Gold prices lost their bullish momentum last week as the US dollar strengthened. The better-than-expected US nonfarm payrolls report underscored the Fed’s economic confidence. Market analyst Daniel Dubrovsky says crude oil prices and the US CPI report for May could keep gold prices under pressure. For our readers, we have prepared the expert’s market analysis with his own narrative.
“Tough times are coming for gold prices”
As you can see from cryptokoin.com news , gold price is higher bullish last week Could not find acceleration. In fact, the precious metal has mostly changed very little. In general, gold has seen its downtrend since the mid-March break, rallying as high as 3.11% before collapsing gains. Is the yellow metal losing its uphill battle and ready to continue its broader downtrend?
As markets do not typically move in a straight line, the downtrend pause remains a challenge for gold, with a downtrend pause potentially signaling profit-taking or consolidation. In May, traders turned from inflation worries to recession worries. This caused markets to significantly scale back expectations for a Federal Reserve rate hike in 2023.

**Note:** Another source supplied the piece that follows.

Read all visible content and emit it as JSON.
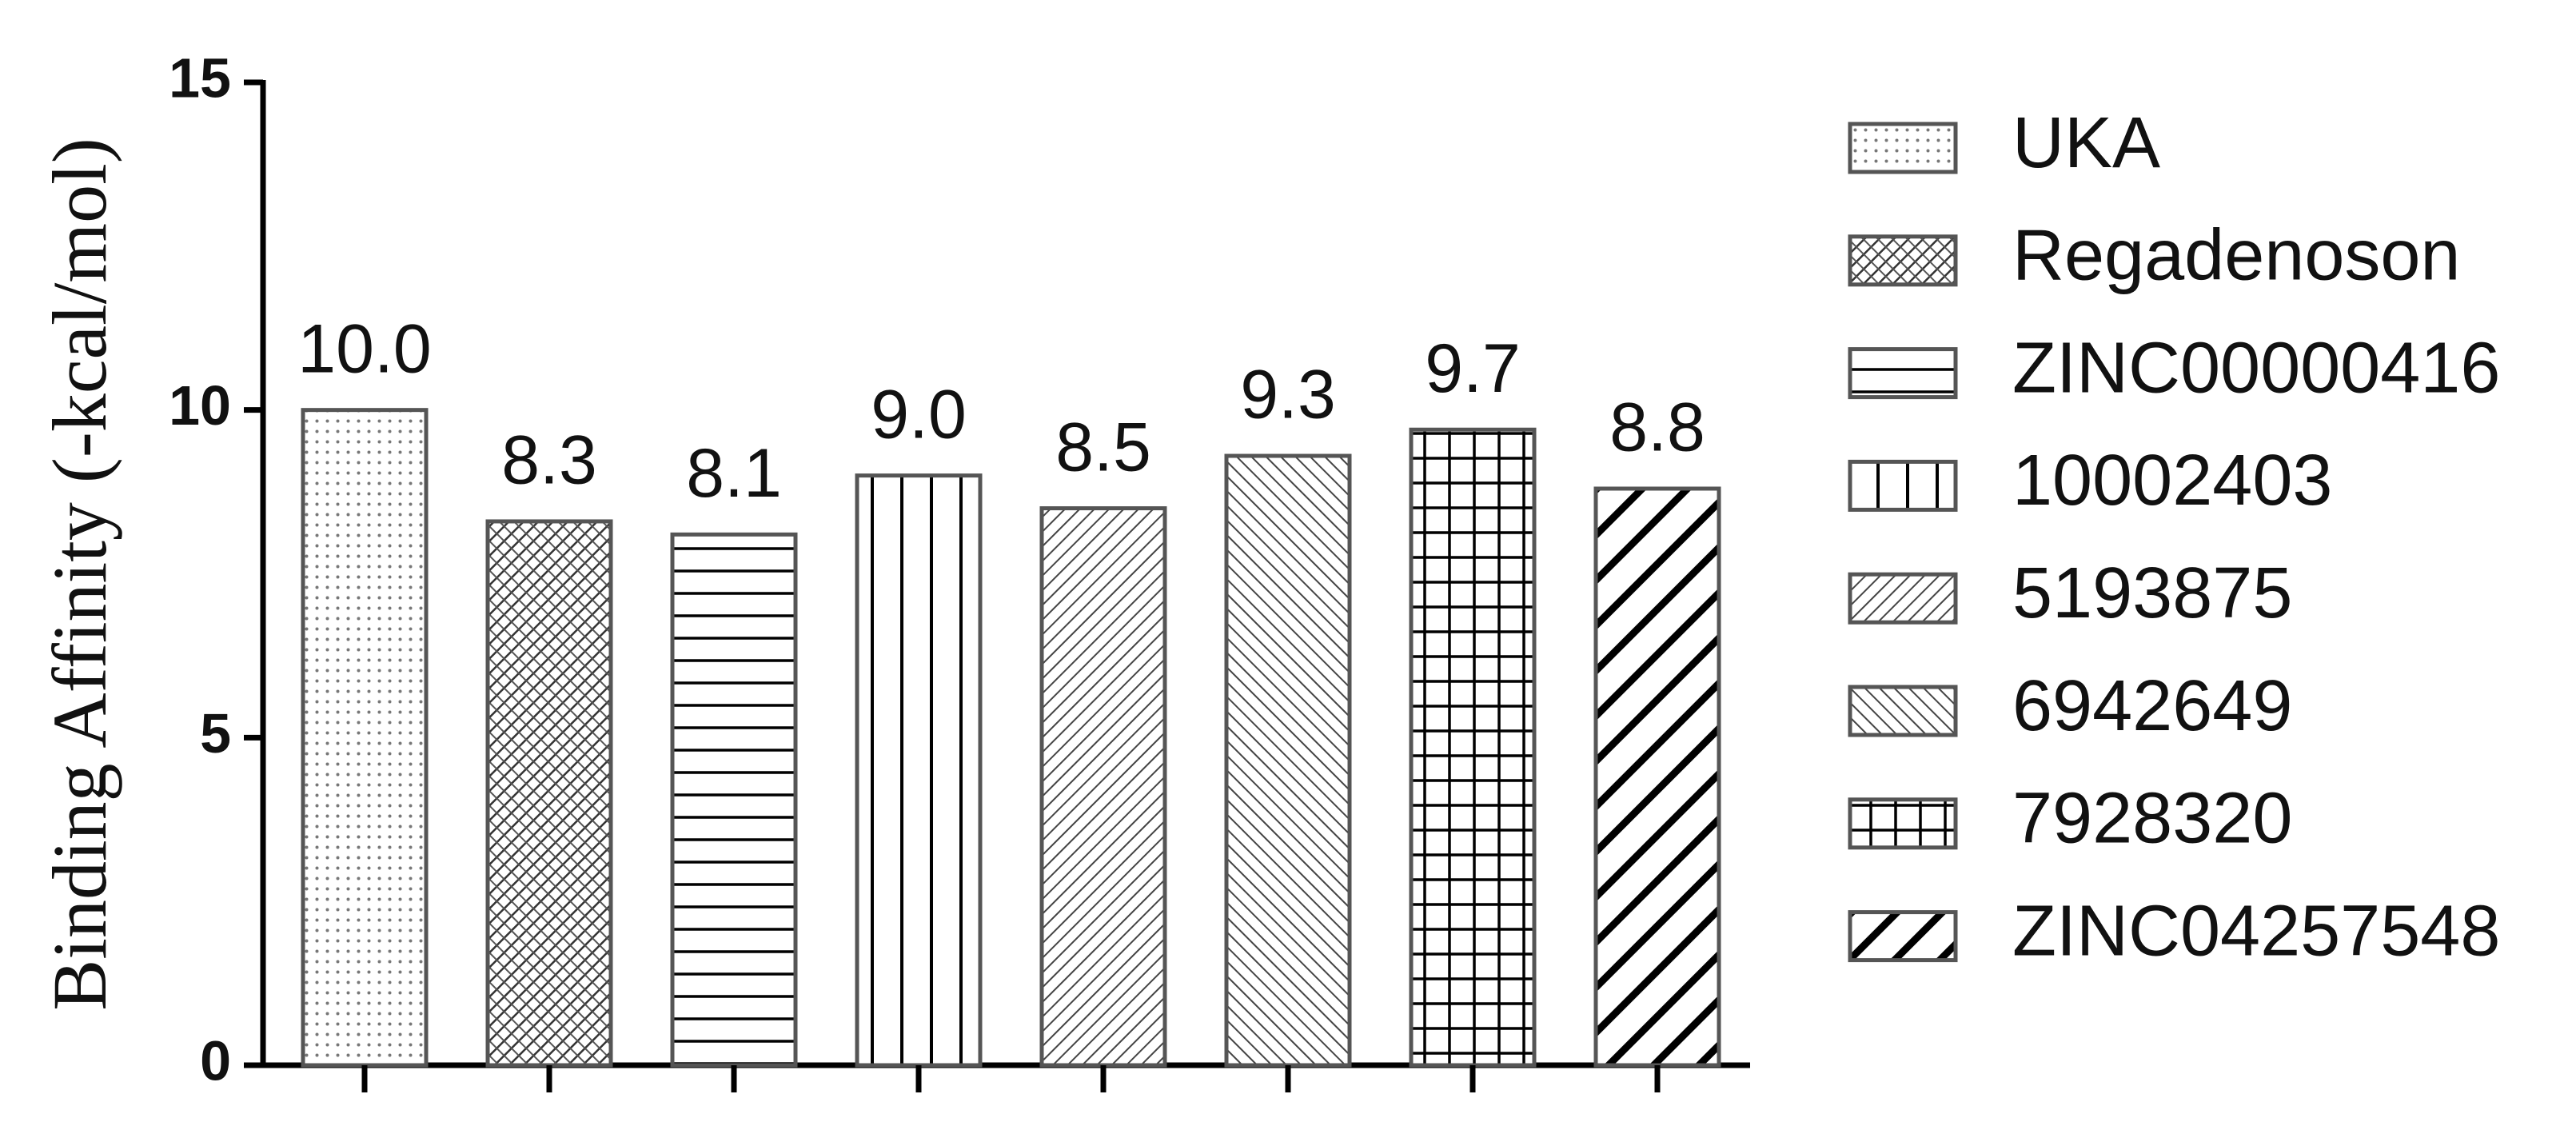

This means that the probability of a 50 basis point hike in September is reduced. As a result, Treasury rates and the US dollar weakened. If these assets move in the same direction, down in this case, it bodes well for gold and vice versa. But last week we saw the Fed feel confident about the economic outlook, undermining expectations for a September pause.
As a result, bond yields will rise again and the US dollar could strengthen again. Last Friday, another robust nonfarm payrolls report broke through the wires, underscoring confidence in the central bank. Not surprisingly, gold prices fell as the US dollar strengthened and government bond yields rose. Therefore, more difficult times await the yellow metal.
“Rising Dollar and Bond Yields Reduce Gold’s Attractiveness”
All eyes will be on the May US CPI report next week be directed. Headline inflation is still expected to remain unchanged at 8.3% yoy, same as in April. The core indicator, which excludes volatile food and energy prices, is expected to slow to 5.9% annually, down from the previous 6.2%.
With crude oil prices at their highest since early March, it seems unlikely that inflation will go away for the time being. Therefore, a strong dollar and higher bond yields could continue to combine to reduce gold’s attractiveness.